Monday, June 28, 2010

Fundamental Attribution Errors

Livia did a blog post a while back about how fundamental attribution error influences readers. Fundamental attribution error describes how we attribute misbehavior (lateness, rudeness, etc.) made by other people to their personality, while attributing our own misbehavior to external circumstances. This is partly due to our intimate awareness of the circumstances surrounding our own mistakes but might know nothing about the circumstances surrounding someone else’s. She pointed out that an author can cause sympathy in a reader by letting the reader see the reasons behind an otherwise unlikable character’s actions. She suggests that understanding increases sympathy and decreases the fundamental attribution error. Trust a brain scientist to give us a clue about how our readers might realistically view our characters!

Thinking about fundamental attribution error also made me consider how it is important for writers’ to understand human psychology and be willing to let their protagonist’s make those kinds of mistakes. It is unrealistic to have a protagonist always correctly perceive the cause behind another’s actions – knowing if they are normally aggressive individuals or if there are simply tired, stressed, scared, and hungry. It is far more realistic, and more interesting, if the protagonist are allowed to make fundamental attribution errors.

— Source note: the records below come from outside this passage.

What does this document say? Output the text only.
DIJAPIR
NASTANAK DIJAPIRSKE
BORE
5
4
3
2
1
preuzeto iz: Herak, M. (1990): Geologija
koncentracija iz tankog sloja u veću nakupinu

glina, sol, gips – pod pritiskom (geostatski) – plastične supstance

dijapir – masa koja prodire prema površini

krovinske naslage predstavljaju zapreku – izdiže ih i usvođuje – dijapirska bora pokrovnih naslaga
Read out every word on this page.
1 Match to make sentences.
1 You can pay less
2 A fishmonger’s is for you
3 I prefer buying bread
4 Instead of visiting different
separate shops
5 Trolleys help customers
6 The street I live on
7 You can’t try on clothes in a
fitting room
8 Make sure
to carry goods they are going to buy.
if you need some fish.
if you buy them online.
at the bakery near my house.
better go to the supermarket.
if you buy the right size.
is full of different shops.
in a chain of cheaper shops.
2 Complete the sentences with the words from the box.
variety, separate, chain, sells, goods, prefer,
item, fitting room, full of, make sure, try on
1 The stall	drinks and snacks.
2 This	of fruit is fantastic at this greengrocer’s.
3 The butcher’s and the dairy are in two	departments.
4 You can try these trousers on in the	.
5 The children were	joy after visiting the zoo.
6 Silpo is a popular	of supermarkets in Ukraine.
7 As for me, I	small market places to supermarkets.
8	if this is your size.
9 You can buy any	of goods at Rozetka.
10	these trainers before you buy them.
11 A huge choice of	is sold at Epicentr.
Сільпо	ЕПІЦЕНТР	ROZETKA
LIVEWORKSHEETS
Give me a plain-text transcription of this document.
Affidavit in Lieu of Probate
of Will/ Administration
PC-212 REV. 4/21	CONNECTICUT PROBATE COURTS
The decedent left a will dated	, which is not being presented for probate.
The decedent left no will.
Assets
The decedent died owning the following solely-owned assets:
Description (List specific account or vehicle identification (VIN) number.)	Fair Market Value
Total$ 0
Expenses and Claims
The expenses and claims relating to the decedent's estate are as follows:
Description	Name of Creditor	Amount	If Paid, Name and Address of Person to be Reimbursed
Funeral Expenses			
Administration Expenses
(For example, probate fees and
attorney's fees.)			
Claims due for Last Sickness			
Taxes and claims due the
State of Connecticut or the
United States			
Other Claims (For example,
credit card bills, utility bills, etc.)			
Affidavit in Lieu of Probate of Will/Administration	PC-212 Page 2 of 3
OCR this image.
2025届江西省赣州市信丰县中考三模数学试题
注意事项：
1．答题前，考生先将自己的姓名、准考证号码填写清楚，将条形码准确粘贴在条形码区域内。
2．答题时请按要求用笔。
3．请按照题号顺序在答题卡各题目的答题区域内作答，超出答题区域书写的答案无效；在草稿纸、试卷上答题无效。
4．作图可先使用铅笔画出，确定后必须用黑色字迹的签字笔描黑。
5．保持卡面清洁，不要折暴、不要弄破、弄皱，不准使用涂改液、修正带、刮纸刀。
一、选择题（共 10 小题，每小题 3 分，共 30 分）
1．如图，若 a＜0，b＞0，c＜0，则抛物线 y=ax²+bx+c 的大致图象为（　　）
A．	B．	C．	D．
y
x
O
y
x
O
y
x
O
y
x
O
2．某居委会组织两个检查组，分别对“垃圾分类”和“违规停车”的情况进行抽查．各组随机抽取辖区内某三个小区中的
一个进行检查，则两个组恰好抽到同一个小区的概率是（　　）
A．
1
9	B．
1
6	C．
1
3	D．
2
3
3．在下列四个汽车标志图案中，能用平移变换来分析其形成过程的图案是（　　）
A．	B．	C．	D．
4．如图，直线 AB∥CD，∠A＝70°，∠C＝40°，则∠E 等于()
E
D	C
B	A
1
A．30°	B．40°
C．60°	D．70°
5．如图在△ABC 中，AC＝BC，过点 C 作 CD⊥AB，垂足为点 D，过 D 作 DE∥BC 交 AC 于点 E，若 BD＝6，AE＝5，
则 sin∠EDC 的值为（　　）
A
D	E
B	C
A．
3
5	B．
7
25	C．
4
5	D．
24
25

Ed McBain (crime genre) and Robin Hobbs (fantasy genre) are experts at allowing their characters to misunderstand each other, such as by making fundamental attribution errors, and exploring the consequences of such misunderstandings.

In my drive to further understand some of the reasons behind rather unlikable hypocrisies, I also thought about how fundamental attribution errors may also give some insight into racist, sexist, classist (etc.). Perhaps we are more prone to empathising with those who are superficially similar to ourselves, and thus spend more time thinking of reasons why they did what they did.

Of course, this would be a very little piece of a very big puzzle involving the –isms. The various -isms also arise from a need to re-enforce (or undermine) existing power structures, clashes in cultural perspectives and mannerisms, bad encounters with misbehaving minorities from within a particular social group, historical bloodshed through war and conquest, and even language barriers. The –isms are also somewhat immune to the fundamental attribution error in that they can become internalised so that, for example, men might be more likely attribute their poor parenting skills to innate deficits and personality flaws, while a woman might focus on external factors such as lack of support, steep learning curves, and sleep deprivation.